Si cela était, qu’en ferait-il ?
L’hôpital ?
Se résignerait-il donc à la voir sortir de chez lui dans une civière ? Quelques mois plus tôt, cette pensée ne lui fût peut-être pas venue ; mais maintenant elle s’imposait, car il était dans ces dispositions morales où la perte de ceux qu’on aime ouvre le cœur à la pitié, et où notre malheur nous rend compatissant au malheur d’autrui.
Qu’eût fait sa mère en pareille circonstance ?
La réponse à cette question ne pouvait pas être douteuse ; il devait donc faire ce que sa mère eût certainement fait.
Il ne la renverrait point et, quoique tout ce qui parlait de maladie ou de mort fût pour lui un sujet d’horreur en ce moment, il la ferait soigner.
C’était en s’habillant qu’il réfléchissait ainsi. Sa toilette faite, il descendit pour se mettre au travail en attendant que le modèle arrivât ; il était en retard, étant resté au lit plus longtemps que de coutume.
Il y avait deux portes pour entrer dans son atelier : l’une qui ouvrait sur la cour, l’autre qui communiquait avec le salon ; ce fut par celle-là qu’il voulut passer, la neige l’empêchant de sortir dans la cour.

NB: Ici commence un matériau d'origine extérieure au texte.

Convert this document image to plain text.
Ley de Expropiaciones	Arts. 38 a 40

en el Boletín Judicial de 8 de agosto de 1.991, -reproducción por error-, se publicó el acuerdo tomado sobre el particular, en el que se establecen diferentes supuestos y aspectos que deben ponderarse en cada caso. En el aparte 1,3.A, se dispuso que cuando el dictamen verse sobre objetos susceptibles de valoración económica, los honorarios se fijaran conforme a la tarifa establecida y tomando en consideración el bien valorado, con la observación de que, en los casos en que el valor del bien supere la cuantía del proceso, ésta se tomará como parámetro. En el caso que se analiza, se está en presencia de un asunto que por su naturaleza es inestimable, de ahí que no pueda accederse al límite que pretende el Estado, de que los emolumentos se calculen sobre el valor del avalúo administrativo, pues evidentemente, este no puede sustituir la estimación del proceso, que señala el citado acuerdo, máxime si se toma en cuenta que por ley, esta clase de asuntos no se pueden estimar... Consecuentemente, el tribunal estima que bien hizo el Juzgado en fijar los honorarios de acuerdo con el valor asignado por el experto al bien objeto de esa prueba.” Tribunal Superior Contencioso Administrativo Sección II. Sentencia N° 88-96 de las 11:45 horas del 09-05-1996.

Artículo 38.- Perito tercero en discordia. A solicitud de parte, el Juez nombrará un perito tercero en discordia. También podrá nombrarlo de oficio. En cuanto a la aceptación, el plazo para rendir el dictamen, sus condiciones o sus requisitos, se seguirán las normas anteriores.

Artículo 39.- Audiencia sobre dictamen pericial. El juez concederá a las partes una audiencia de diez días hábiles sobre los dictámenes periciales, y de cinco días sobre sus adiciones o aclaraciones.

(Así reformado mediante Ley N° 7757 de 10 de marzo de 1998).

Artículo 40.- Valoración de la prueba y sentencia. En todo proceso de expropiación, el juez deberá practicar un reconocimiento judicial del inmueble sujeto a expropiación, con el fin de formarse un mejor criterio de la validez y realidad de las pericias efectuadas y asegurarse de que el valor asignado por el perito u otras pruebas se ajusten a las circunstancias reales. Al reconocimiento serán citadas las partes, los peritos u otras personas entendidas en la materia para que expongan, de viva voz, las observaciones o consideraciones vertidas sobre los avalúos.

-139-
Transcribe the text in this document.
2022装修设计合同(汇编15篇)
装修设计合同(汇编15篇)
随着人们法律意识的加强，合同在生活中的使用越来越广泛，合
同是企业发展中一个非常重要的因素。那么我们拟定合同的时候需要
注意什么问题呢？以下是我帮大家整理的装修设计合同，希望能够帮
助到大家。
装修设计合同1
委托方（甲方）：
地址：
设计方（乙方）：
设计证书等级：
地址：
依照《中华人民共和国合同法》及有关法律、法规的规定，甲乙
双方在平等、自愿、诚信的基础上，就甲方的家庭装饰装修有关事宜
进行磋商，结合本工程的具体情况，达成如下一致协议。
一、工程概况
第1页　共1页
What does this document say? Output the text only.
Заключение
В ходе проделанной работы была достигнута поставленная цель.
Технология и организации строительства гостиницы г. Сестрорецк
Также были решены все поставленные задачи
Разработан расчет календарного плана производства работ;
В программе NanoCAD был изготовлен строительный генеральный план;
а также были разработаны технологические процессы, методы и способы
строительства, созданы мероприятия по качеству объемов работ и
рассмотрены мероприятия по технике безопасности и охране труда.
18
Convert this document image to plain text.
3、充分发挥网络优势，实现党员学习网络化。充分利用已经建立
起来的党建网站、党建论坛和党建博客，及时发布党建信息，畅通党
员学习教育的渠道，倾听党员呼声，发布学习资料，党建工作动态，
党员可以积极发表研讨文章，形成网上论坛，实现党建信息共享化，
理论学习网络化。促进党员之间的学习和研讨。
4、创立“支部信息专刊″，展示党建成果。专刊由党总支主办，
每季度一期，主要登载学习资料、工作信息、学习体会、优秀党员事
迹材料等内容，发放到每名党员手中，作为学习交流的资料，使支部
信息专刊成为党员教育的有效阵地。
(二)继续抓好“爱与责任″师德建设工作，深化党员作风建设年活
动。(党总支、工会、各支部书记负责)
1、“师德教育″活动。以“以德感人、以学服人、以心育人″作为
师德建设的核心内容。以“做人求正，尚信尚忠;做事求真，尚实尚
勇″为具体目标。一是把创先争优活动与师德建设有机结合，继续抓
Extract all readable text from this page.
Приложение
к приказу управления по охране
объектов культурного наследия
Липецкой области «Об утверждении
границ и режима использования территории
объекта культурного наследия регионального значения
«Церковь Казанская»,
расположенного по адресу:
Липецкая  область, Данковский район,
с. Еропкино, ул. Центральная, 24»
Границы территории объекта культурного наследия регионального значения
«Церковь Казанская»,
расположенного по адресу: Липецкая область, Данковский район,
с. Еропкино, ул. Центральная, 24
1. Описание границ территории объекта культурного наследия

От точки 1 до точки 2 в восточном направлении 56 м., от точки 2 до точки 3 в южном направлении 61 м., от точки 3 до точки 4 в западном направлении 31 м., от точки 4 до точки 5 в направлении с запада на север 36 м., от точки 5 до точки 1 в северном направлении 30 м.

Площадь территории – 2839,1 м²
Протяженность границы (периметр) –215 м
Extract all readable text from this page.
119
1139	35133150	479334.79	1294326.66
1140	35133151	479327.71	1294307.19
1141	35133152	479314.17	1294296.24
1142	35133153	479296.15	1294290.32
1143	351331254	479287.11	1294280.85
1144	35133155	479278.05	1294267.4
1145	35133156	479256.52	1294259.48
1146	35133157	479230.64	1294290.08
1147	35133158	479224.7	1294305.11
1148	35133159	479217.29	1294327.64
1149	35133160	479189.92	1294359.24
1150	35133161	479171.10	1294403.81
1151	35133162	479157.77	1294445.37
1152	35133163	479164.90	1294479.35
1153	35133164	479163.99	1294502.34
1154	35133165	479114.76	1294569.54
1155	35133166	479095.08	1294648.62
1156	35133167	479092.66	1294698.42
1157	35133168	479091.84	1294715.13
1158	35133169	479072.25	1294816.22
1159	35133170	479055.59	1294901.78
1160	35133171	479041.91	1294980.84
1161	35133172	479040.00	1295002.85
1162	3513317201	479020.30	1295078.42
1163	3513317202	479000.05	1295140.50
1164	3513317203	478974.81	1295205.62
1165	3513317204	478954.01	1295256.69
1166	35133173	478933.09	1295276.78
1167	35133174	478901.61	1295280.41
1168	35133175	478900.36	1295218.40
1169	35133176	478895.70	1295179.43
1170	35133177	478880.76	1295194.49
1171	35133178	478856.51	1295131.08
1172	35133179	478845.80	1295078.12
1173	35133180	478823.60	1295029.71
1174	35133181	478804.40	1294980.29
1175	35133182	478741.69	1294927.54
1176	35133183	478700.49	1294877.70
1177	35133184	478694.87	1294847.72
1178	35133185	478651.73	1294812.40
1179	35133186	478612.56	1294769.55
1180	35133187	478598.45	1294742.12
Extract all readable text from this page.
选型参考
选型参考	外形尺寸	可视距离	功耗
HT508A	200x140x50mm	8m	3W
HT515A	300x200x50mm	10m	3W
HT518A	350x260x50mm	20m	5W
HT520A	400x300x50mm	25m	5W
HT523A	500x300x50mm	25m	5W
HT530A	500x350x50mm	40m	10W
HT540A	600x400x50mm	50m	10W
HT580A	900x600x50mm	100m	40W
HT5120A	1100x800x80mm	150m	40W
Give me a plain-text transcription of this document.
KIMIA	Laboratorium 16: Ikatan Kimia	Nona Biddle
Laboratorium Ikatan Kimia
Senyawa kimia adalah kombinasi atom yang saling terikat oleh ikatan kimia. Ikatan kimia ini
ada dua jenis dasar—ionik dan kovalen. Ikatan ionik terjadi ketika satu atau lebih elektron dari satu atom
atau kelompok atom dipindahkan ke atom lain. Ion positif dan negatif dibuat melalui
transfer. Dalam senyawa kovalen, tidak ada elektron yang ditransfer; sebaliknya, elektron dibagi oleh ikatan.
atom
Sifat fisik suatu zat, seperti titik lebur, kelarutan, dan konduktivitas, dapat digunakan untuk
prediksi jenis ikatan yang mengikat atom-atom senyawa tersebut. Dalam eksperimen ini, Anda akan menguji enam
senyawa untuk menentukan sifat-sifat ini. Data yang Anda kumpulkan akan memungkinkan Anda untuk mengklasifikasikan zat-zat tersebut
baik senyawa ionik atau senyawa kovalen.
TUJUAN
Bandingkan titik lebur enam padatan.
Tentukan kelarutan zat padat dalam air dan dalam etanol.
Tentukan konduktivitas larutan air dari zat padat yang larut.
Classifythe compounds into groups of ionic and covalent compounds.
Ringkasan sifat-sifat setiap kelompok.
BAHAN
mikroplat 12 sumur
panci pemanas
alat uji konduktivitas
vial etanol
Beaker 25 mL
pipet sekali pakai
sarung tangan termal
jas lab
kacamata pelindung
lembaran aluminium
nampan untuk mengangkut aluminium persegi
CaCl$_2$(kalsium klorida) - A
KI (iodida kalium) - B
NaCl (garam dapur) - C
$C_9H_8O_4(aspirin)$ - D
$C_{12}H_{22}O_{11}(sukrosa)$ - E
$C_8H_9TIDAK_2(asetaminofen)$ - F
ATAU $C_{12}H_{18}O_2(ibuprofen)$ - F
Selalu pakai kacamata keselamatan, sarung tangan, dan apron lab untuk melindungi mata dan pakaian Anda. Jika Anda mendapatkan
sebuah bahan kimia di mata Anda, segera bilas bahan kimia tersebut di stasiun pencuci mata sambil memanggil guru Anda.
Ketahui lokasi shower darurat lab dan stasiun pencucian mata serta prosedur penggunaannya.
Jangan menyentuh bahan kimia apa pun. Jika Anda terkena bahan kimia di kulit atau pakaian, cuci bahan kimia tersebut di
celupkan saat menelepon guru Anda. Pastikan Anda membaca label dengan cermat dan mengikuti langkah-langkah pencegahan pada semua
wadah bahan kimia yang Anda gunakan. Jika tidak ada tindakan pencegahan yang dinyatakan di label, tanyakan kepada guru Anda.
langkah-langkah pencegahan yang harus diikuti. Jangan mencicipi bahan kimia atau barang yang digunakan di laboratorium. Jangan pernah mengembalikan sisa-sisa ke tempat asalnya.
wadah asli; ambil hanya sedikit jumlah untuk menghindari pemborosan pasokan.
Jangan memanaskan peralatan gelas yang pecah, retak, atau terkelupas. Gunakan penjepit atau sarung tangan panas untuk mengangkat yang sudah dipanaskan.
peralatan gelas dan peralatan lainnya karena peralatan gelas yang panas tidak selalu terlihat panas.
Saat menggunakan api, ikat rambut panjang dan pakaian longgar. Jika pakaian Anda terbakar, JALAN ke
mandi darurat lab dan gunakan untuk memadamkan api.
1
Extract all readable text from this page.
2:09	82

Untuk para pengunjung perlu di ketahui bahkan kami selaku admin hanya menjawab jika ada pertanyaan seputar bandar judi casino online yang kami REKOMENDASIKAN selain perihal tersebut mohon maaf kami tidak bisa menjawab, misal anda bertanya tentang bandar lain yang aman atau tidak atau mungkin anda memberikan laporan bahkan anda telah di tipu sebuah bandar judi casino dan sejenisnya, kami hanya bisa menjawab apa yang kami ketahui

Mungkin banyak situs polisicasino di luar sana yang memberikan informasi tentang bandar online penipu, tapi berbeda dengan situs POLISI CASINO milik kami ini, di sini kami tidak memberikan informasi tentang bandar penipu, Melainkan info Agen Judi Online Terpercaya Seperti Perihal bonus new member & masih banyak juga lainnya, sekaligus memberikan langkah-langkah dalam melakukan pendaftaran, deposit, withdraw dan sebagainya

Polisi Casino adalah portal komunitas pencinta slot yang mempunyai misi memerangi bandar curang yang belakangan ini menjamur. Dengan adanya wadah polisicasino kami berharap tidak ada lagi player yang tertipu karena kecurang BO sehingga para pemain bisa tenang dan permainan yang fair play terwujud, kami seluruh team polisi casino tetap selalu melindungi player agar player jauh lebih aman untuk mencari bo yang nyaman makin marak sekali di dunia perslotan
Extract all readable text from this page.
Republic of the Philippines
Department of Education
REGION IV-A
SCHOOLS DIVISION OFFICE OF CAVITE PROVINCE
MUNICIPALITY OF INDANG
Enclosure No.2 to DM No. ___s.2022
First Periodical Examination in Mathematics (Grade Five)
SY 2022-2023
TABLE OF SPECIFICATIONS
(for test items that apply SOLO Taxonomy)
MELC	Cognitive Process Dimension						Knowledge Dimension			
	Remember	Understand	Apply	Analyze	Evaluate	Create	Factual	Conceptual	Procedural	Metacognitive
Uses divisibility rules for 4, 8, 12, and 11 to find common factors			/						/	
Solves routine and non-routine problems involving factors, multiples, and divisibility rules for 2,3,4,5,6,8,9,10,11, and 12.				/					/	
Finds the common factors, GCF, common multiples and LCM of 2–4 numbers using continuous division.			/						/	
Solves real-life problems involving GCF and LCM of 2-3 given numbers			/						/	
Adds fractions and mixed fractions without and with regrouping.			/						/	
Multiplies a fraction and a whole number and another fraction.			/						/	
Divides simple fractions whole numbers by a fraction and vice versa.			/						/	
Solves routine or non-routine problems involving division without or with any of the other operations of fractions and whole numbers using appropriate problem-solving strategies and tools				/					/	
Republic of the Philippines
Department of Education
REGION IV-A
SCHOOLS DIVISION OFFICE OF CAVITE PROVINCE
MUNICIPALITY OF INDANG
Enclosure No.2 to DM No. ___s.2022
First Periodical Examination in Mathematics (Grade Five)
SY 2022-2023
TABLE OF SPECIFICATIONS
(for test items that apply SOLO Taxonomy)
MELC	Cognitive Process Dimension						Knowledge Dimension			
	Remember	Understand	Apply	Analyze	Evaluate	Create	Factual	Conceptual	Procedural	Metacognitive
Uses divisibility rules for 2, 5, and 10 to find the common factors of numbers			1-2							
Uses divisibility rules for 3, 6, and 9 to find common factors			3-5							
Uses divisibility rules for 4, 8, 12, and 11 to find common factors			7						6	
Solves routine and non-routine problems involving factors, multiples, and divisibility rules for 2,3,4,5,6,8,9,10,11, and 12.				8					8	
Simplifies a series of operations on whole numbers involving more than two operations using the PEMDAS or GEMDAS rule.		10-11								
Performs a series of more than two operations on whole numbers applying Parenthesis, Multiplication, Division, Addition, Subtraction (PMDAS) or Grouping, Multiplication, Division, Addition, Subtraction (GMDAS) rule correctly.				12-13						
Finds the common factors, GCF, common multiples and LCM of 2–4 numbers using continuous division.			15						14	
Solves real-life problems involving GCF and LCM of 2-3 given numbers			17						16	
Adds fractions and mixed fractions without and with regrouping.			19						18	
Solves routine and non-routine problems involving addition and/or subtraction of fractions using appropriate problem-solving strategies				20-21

Comme il ouvrait cette porte, il fut surpris d’entendre des aboiements joyeux et une voix qu’il crut reconnaître pour celle de la petite négresse ; alors il s’arrêta, la porte entrebâillée.
Pour passer du salon dans l’atelier il fallait descendre un escalier de sept marches ; il resta au haut du perron écoutant et regardant.
Au milieu de l’atelier, Pompon et la levrette jouaient à courir autour des selles, et c’était Pompon qui criait, répondant aux aboiements de Souris et les excitant. Sur un des divans, la chatte se tenait gravement assise et, de ses yeux ronds, elle regardait ces ébats qu’elle semblait présider, tandis que sous une selle une tortue, que la lenteur majestueuse de sa démarche avait fait appeler Dignité, avançait sa petite tête curieusement et tout à coup la rentrait vivement lorsqu’un cri trop fort venait l’effrayer.
Non seulement elle n’était pas malade, la petite négresse, mais encore elle était si bien endiablée au jeu qu’elle n’avait pas entendu la porte du salon s’ouvrir.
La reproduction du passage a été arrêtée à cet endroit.